We called and texted and fell into the pattern of each other. Hearing his voice on the phone was what I looked forward to every day. Sitting through class was unbearable knowing that I could be somewhere else intertwined with him, the world so distant. It was like he knew me better than I knew myself.

I fit perfectly in the crook of his neck and when we lay still, our bodies somehow fit together like puzzle pieces. I never wanted to let him go.

As I told him when I left on a trip “I love you to reeses pieces.” And I really did. I loved him with every ounce in my body, with every muscle, every tendon, every fiber of my heart was attached to him in every way possible. He was all the tenderness that my life desired and the support system that I often needed.

But then we changed. Distance separated us by more than just land. I grew up. I made goals. I found out that I had a passion for life and for the unknown and he feared change. How do two people remain so steady when the ground beneath them is falling out? That’s what being together felt like. The ground just gave out beneath my feet. I felt trapped, unable to breathe; like this weight was always hanging over my head. I thought we could get through anything, I thought our love would get us through any hurdle that we encountered.

But I knew he couldn’t be mine when he came to visit me. Suddenly the thought of him in my world didn’t make sense anymore. He was coming to this place that I had built, this life that I had created without him. He didn’t fit and I didn’t want him to.

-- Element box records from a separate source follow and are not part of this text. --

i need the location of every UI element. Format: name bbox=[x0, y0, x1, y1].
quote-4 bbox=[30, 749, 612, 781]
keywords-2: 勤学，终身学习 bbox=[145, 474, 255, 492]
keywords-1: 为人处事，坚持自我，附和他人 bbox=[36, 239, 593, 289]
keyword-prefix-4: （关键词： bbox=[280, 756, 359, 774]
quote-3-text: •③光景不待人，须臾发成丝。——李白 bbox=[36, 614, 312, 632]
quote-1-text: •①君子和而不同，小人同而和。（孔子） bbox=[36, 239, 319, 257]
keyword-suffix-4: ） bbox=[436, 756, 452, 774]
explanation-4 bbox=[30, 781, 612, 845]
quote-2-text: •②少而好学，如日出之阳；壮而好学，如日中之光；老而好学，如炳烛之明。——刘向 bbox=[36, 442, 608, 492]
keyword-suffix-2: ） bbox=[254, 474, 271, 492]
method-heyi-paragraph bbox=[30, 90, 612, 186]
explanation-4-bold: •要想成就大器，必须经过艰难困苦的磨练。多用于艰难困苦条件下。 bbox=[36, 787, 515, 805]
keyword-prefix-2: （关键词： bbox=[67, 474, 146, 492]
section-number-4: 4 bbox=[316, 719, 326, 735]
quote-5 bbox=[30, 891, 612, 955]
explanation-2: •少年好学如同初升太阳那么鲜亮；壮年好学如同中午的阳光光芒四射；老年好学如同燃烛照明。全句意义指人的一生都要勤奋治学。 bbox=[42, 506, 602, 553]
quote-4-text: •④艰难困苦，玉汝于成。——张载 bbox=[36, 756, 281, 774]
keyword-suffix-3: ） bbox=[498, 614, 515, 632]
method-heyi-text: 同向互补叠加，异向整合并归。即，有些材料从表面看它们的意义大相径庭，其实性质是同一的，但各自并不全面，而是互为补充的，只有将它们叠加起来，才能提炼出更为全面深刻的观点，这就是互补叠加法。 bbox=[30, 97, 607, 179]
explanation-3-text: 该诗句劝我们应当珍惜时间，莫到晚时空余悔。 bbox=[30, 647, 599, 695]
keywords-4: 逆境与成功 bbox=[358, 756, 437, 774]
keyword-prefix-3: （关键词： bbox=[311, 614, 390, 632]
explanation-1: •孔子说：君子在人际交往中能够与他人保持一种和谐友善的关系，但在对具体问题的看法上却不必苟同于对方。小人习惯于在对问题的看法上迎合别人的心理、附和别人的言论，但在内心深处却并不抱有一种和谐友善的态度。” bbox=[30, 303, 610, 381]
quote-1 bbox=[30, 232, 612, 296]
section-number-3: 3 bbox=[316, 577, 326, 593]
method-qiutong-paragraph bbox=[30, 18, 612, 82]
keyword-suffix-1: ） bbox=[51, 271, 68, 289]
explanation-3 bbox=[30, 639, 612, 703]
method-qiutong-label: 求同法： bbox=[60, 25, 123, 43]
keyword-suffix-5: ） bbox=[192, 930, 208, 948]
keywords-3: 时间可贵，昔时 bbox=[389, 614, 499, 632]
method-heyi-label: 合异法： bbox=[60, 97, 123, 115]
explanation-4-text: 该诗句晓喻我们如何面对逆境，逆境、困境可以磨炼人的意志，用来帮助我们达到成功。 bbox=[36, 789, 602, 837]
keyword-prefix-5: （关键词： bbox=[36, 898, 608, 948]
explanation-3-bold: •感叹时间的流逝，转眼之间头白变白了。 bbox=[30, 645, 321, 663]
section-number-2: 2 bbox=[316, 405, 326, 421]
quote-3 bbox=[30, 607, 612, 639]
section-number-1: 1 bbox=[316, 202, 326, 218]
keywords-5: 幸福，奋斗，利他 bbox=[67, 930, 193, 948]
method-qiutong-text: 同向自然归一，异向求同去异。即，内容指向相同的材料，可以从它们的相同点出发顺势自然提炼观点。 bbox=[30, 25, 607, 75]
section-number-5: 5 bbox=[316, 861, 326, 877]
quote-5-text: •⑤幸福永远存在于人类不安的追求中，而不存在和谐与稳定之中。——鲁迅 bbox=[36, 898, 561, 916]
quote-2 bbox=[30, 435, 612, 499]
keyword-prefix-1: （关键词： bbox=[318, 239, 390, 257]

I loved living life on my own and that’s when I knew that I had to do just that. Live life on my own. I tried to make it work, but we were different. He lacked the passion and determination that I was hungry for. The goals that I had made he deemed impossible for himself.

I realized that life is too short to hold onto something that isn’t making you happy anymore. He was everything and more to me and he helped me grow into the person I am today. He showed me that someone could love you wholeheartedly and unabashedly. He also showed me the love that I am capable of; the tenderness and empathy that I can have. He opened my heart, which had been closed for years. I didn’t believe that anyone existed that could love me the way that he did. And for that, I am so beyond grateful. I never wanted to hurt him but I did just that. And to him I am eternally sorry.

One day I want to be moved by love again. To feel my knees go weak beneath me but fall into the arms of a man who knows how to love me wholeheartedly just as he did. Who will look at all of my flaws and at the end of the day still kiss me on the forehead and hold me close. I want someone who doesn’t look at me for the things I don’t have, but cherishes all the things that I do have. A person who not only sees me for who I truly am, but pushes me to be the person that deep down I know I can be.